Gr 3-6–Isabella Stewart Gardner, who lived in Boston in the late 1800s, collected art and objects—lots and lots of art and objects. She was very spirited, loved adventure, and liked to stir things up a bit. On a trip to Europe in 1867, she was captivated by the art she saw and set about acquiring as much as she could, employing agents around the globe to procure the treasures she sought, often using devious or downright dishonest methods for obtaining them. It soon became clear she needed a much larger place to display everything, so she set about designing a four-story palazzo, devoting the first three floors to eclectic displays of art, objects, and everyday items that appealed to her, all of which she personally arranged, then shared with the public 20 days a year for $1 per person.
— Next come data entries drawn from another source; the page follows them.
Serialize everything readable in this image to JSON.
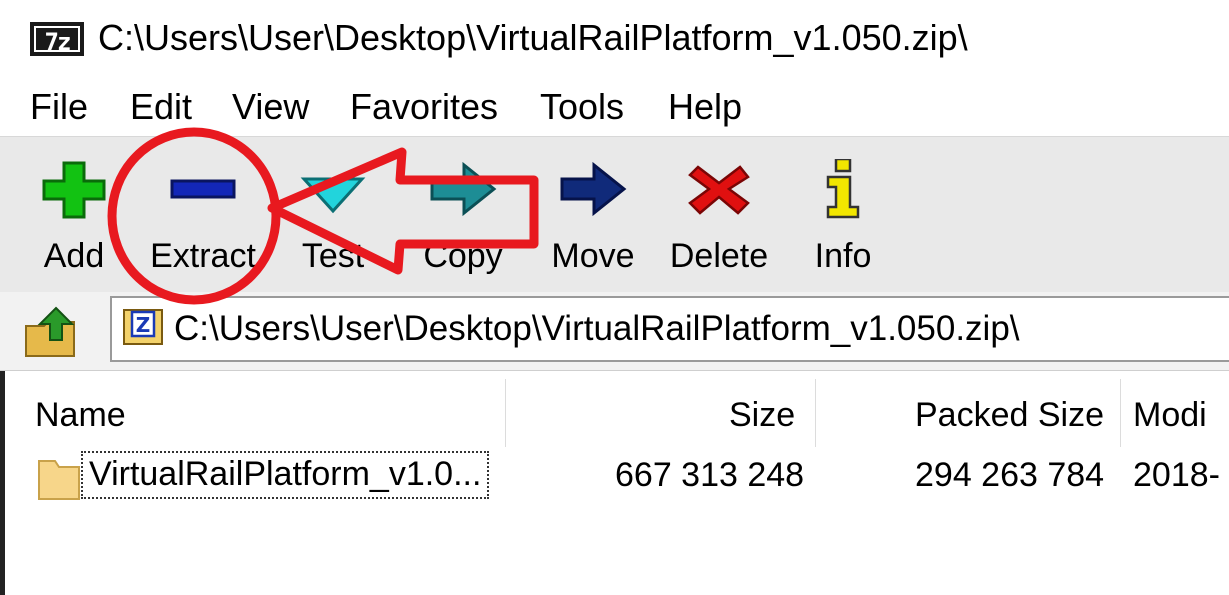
{
  "window": {
    "app_icon": "7z",
    "title": "C:\\Users\\User\\Desktop\\VirtualRailPlatform_v1.050.zip\\"
  },
  "menu": [
    "File",
    "Edit",
    "View",
    "Favorites",
    "Tools",
    "Help"
  ],
  "toolbar": {
    "add": "Add",
    "extract": "Extract",
    "test": "Test",
    "copy": "Copy",
    "move": "Move",
    "delete": "Delete",
    "info": "Info"
  },
  "address": {
    "path": "C:\\Users\\User\\Desktop\\VirtualRailPlatform_v1.050.zip\\"
  },
  "filelist": {
    "columns": [
      "Name",
      "Size",
      "Packed Size",
      "Modi"
    ],
    "rows": [
      {
        "name": "VirtualRailPlatform_v1.0...",
        "size": "667 313 248",
        "packed": "294 263 784",
        "modified": "2018-"
      }
    ]
  },
  "colors": {
    "annotation": "#e8191f",
    "add_plus": "#12c212",
    "extract_minus": "#1327b8",
    "delete_x": "#e01010",
    "info_i": "#f2e600",
    "toolbar_bg": "#e9e9e9"
  },
  "icons": {
    "add": "green-plus-icon",
    "extract": "blue-minus-icon",
    "test": "cyan-down-arrow-icon",
    "copy": "teal-right-arrow-icon",
    "move": "navy-right-arrow-icon",
    "delete": "red-x-icon",
    "info": "yellow-i-icon",
    "up": "folder-up-icon",
    "address": "zip-archive-icon",
    "row": "folder-icon"
  }
}
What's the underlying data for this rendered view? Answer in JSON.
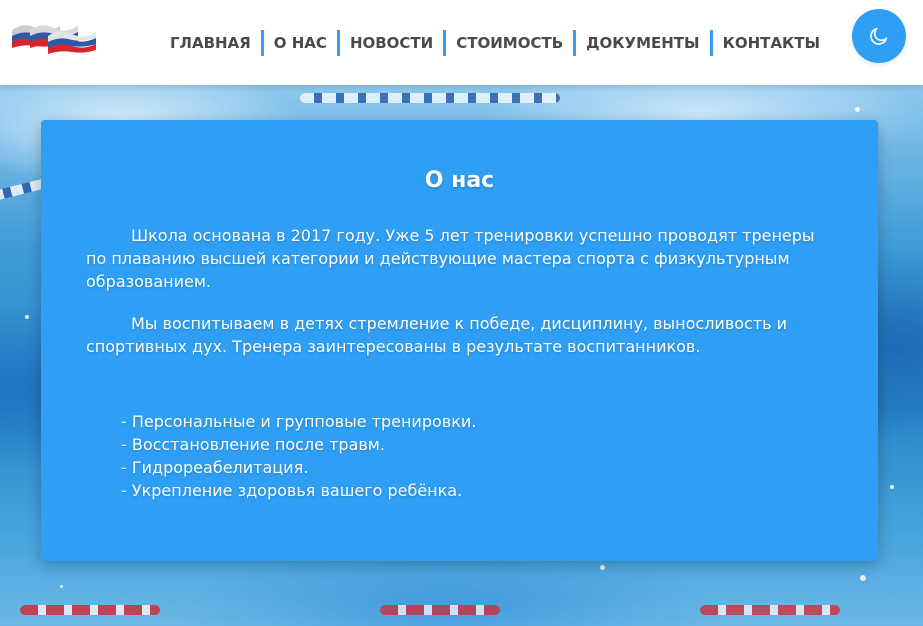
{
  "header": {
    "nav": [
      {
        "label": "ГЛАВНАЯ"
      },
      {
        "label": "О НАС"
      },
      {
        "label": "НОВОСТИ"
      },
      {
        "label": "СТОИМОСТЬ"
      },
      {
        "label": "ДОКУМЕНТЫ"
      },
      {
        "label": "КОНТАКТЫ"
      }
    ],
    "theme_toggle_icon": "moon-icon"
  },
  "about": {
    "title": "О нас",
    "paragraph_1": "Школа основана в 2017 году. Уже 5 лет тренировки успешно проводят тренеры по плаванию высшей категории и действующие мастера спорта с физкультурным образованием.",
    "paragraph_2": "Мы воспитываем в детях стремление к победе, дисциплину, выносливость и спортивных дух. Тренера заинтересованы в результате воспитанников.",
    "list": [
      "Персональные и групповые тренировки.",
      "Восстановление после травм.",
      "Гидрореабелитация.",
      "Укрепление здоровья вашего ребёнка."
    ]
  },
  "colors": {
    "accent": "#2e9ff4",
    "nav_text": "#4a4a4a",
    "separator": "#3c9de6",
    "flag_white": "#ffffff",
    "flag_blue": "#2a5aa8",
    "flag_red": "#d8262e"
  }
}
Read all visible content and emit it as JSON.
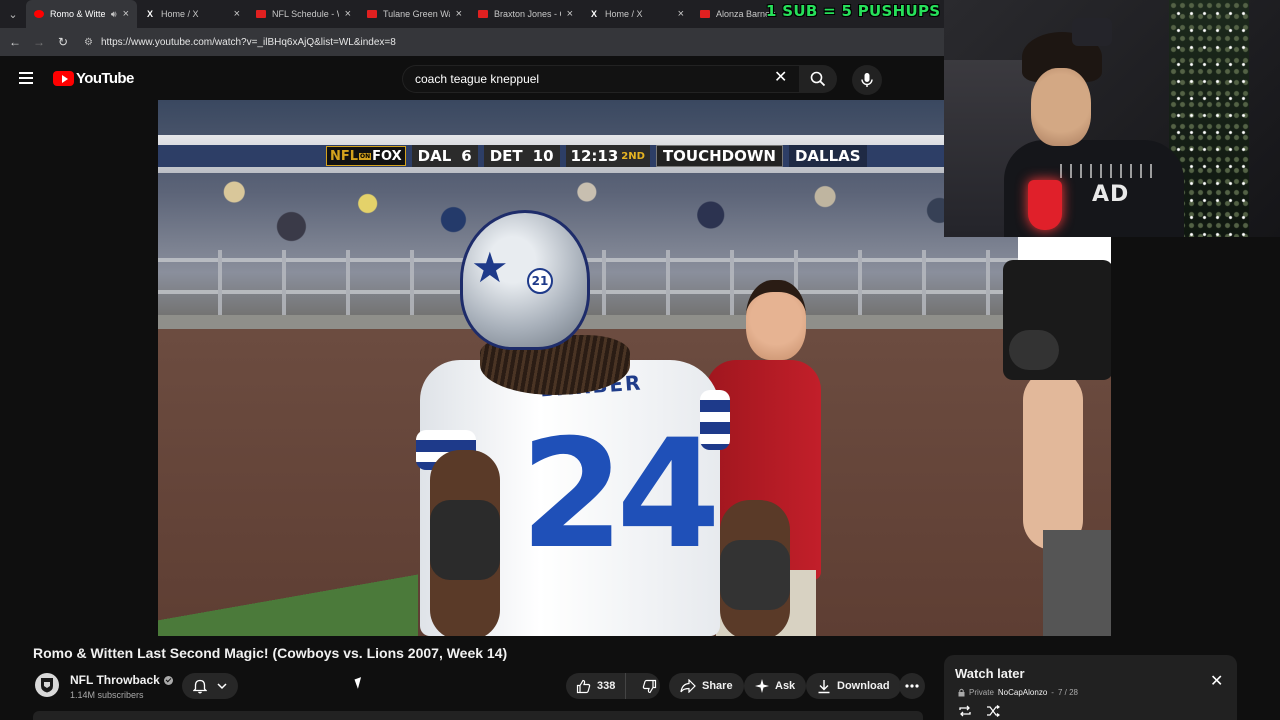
{
  "browser": {
    "tabs": [
      {
        "label": "Romo & Witten",
        "favicon": "youtube-icon",
        "active": true
      },
      {
        "label": "Home / X",
        "favicon": "x-icon"
      },
      {
        "label": "NFL Schedule - W",
        "favicon": "espn-icon"
      },
      {
        "label": "Tulane Green Wa",
        "favicon": "espn-icon"
      },
      {
        "label": "Braxton Jones - C",
        "favicon": "espn-icon"
      },
      {
        "label": "Home / X",
        "favicon": "x-icon"
      },
      {
        "label": "Alonza Barnett",
        "favicon": "espn-icon"
      }
    ],
    "url": "https://www.youtube.com/watch?v=_ilBHq6xAjQ&list=WL&index=8"
  },
  "stream_overlay": {
    "text": "1 SUB = 5 PUSHUPS"
  },
  "youtube": {
    "logo_text": "YouTube",
    "search_query": "coach teague kneppuel"
  },
  "scorebug": {
    "network_nfl": "NFL",
    "network_on": "ON",
    "network_fox": "FOX",
    "away_team": "DAL",
    "away_score": "6",
    "home_team": "DET",
    "home_score": "10",
    "clock": "12:13",
    "quarter": "2ND",
    "banner": "TOUCHDOWN",
    "banner_team": "DALLAS"
  },
  "video_scene": {
    "jersey_number": "24",
    "helmet_number": "21",
    "nameplate": "BARBER",
    "webcam_shirt_text": "AD"
  },
  "video_info": {
    "title": "Romo & Witten Last Second Magic! (Cowboys vs. Lions 2007, Week 14)",
    "channel_name": "NFL Throwback",
    "subscribers": "1.14M subscribers"
  },
  "actions": {
    "like_count": "338",
    "share_label": "Share",
    "ask_label": "Ask",
    "download_label": "Download"
  },
  "watch_later": {
    "title": "Watch later",
    "privacy": "Private",
    "owner": "NoCapAlonzo",
    "position": "7 / 28"
  },
  "colors": {
    "youtube_red": "#ff0000",
    "overlay_green": "#27e05a",
    "background": "#0f0f0f"
  }
}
Upon her death, she bequeathed her museum to the people of Boston on the condition that nothing be touched or rearranged. That held true until 1990, when thieves made off with over $500 million in art, none of which has ever been recovered. The text is written in free verse and gives a brief overview of Isabella’s life and escapades. While the story itself does not call into question the ethics of her schemes for acquiring art, the more extensive back matter delves into it a bit while also filling in additional details about the palazzo and Isabella. Cordell’s characteristic sketch lines, filled with mostly subdued colors, work to bring a historic feel to the story. Source notes, a bibliography, and the web address for the museum are provided.
VERDICT This may have limited appeal outside the northeast, specifically the Boston area. It will no doubt be a fitting addition to the museum’s gift shop.